21.12.2016
Kfz-Versicherung

Wer auffährt, hat Schuld – stimmt das eigentlich immer?

Abgelenkt am Steuer, zu geringer Sicherheitsabstand oder Glatteis im Winter: Auffahrunfälle passieren schnell und meistens ist die Schuldfrage schnell geklärt: Der Auffahrende ist schuld. Doch es gibt Ausnahmen.

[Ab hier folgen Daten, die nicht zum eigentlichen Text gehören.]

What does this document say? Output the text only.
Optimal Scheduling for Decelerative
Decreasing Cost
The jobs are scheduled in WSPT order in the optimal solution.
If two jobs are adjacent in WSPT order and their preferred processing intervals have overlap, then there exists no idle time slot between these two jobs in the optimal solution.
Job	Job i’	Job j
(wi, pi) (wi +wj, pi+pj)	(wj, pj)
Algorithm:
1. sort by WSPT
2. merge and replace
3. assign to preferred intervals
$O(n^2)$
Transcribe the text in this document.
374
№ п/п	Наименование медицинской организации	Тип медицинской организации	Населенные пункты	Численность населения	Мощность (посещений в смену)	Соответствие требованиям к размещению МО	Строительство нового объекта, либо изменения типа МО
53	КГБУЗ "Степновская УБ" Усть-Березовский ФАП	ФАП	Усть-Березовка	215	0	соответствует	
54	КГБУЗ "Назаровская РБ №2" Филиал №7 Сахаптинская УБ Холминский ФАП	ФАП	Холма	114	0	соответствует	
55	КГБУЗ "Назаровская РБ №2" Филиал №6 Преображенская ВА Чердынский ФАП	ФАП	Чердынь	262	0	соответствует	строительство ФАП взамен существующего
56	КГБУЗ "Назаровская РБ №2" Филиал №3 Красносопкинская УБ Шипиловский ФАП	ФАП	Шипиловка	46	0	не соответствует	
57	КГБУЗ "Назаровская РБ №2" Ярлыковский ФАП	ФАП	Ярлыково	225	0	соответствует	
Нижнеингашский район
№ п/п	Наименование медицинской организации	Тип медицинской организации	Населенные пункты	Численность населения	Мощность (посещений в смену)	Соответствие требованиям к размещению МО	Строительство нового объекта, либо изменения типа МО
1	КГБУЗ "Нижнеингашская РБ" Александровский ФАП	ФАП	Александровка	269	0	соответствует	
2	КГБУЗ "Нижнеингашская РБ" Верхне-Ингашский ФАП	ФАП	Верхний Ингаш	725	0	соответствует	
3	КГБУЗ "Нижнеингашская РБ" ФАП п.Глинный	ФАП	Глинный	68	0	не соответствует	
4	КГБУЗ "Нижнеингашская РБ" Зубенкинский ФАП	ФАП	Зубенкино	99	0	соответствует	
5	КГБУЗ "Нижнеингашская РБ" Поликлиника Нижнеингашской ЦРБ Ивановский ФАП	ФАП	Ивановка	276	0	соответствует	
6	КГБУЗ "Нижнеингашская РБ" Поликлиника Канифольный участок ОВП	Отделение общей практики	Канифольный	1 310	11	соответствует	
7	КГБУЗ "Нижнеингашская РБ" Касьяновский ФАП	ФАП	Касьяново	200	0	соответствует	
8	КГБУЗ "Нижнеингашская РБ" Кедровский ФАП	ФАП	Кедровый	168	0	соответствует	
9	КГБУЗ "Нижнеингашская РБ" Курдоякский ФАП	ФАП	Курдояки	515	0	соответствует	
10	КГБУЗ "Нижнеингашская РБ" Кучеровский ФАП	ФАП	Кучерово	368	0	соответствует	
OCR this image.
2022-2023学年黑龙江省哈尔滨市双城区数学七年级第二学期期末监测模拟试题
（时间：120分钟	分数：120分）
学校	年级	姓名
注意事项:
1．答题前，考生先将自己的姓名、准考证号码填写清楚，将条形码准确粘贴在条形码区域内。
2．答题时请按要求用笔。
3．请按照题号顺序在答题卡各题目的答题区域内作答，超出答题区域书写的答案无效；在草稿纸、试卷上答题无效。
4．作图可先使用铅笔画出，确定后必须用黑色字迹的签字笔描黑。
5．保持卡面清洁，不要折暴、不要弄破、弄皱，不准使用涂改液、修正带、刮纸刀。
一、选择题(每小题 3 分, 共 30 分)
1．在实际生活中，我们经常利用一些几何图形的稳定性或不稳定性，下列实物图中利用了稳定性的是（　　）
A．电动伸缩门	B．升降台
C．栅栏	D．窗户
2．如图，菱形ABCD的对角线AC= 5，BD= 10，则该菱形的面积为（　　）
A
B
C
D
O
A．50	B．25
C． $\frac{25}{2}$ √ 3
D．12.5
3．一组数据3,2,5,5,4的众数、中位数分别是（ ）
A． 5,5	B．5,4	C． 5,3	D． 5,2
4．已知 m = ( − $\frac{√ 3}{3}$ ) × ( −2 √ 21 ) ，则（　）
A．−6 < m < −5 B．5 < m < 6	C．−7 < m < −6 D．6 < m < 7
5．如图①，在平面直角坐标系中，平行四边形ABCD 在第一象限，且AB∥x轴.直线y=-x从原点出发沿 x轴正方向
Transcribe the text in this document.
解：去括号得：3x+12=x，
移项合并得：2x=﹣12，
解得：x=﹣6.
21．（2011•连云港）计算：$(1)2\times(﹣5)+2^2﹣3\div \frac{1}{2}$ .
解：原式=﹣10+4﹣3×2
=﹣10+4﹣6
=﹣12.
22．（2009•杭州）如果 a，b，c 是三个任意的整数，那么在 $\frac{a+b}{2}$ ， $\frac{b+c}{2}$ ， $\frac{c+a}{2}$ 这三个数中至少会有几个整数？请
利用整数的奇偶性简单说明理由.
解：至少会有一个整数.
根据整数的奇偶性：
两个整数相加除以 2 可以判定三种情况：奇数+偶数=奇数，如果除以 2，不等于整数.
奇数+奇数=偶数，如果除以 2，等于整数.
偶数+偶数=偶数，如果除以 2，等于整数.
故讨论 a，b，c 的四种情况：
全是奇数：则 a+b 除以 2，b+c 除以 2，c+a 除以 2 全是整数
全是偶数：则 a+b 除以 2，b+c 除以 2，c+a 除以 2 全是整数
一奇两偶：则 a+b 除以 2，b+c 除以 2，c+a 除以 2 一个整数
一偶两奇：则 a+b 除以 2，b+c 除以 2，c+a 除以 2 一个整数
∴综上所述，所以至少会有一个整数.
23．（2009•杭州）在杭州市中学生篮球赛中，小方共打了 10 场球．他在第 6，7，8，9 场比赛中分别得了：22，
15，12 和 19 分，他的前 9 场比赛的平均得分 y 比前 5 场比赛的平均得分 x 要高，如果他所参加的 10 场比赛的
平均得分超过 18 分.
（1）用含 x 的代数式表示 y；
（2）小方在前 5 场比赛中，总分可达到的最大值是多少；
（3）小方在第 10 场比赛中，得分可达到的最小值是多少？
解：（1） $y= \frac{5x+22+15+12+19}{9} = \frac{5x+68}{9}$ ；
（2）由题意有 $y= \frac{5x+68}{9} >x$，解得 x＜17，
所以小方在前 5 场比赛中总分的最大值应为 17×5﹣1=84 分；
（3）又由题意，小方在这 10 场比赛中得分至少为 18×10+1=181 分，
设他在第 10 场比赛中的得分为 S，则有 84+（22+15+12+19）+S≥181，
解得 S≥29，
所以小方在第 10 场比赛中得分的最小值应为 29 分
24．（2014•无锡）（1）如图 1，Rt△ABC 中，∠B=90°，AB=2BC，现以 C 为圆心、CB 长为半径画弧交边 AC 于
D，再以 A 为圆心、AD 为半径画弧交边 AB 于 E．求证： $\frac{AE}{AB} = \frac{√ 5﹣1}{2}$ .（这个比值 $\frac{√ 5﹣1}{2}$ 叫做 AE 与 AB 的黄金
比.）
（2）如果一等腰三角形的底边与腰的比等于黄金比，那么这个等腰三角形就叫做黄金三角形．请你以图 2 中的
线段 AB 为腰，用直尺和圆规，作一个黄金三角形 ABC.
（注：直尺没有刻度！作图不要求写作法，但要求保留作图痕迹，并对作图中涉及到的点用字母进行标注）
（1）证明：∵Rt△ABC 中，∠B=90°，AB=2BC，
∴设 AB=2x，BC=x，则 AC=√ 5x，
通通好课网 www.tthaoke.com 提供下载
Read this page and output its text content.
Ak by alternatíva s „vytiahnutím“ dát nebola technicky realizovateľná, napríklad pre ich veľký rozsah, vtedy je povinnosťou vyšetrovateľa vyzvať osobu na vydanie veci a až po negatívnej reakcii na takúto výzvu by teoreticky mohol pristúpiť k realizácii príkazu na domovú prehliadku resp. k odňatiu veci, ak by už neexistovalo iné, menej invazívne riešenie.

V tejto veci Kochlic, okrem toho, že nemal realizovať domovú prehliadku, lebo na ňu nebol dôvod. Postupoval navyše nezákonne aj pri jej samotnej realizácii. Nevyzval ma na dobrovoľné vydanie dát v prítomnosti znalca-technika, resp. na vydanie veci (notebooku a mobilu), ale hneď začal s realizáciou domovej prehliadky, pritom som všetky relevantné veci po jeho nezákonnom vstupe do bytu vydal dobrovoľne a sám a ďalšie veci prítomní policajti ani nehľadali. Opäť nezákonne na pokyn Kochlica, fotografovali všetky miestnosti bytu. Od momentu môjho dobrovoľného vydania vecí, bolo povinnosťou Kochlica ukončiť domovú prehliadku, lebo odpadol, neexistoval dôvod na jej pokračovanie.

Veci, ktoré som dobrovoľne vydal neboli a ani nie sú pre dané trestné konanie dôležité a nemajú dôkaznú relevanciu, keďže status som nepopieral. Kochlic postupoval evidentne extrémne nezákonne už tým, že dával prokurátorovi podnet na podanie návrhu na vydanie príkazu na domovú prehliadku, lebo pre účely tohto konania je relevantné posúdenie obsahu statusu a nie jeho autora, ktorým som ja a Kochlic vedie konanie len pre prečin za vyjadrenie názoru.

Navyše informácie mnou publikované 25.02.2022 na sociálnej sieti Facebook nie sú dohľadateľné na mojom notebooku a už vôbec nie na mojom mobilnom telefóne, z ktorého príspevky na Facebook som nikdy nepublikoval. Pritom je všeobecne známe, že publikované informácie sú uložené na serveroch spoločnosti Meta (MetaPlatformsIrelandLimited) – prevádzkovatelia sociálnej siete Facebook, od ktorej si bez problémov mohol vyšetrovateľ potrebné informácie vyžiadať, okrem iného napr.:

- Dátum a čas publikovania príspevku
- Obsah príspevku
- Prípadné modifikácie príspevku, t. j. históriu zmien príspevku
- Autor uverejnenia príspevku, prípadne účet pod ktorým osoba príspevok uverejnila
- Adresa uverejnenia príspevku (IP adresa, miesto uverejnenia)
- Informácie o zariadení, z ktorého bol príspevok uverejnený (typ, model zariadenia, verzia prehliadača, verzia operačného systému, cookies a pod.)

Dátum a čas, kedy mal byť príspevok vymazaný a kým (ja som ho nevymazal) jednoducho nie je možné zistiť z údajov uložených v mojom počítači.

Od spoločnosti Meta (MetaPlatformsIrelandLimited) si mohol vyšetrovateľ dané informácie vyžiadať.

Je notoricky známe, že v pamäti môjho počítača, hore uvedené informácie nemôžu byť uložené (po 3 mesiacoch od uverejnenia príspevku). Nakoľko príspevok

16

Bei den meisten Verkehrsunfällen liegt der Volksmund richtig mit dem Satz: „Wer auffährt, hat immer Schuld“. Autofahrer müssen sich vorausschauend im Straßenverkehr verhalten. Dazu zählen eine angemessene Geschwindigkeit und ein ausreichender Sicherheitsabstand, um auf unvorhergesehene Ereignisse reagieren zu können. Wer auffährt, hat meistens diese Grundregeln des Straßenverkehrs außer Acht gelassen – und muss entsprechend dafür haften. In der Regel kommt dann seine Kfz-Haftpflichtversicherung ins Spiel, um Schäden des Unfallgegners zu begleichen.

Auch den Vorausfahrenden kann eine Mitschuld treffen – in sehr speziellen Situationen

Keine Regel ohne Ausnahme, bei Auffahrunfällen ist das nicht anders. Als grobe Faustformel gilt hier: Wenn der Vorausfahrende unerwartet und grundlos abbremst, der kann zumindest teilweise dafür haftbar gemacht werden. Der Grundsatz „Wer auffährt, hat Schuld“ gilt in manchen Unfallkonstellationen also nur eingeschränkt:

– Vollbremsung, obwohl die Ampel grün ist
Zwei Autos prallen aufeinander, weil der Vorausfahrende trotz Grünlichts ohne erkennbaren Grund scharf abbremst. In dieser Konstellation geben Gerichte dem Vorausfahrenden meistens eine Teilschuld.

– Zu stark vor Blitzer abgebremst
Ein Autofahrer entdeckt einen Blitzer, bremst scharf ab und bringt seinen Wagen zum Stillstand. Auch dieses ungewöhnliche Fahrmanöver zieht eine Teilschuld für den darauffolgenden Auffahrunfall nach sich. Fachleute sprechen hier von irreführenden Fahrweisen, die eine Teilschuld begründen können.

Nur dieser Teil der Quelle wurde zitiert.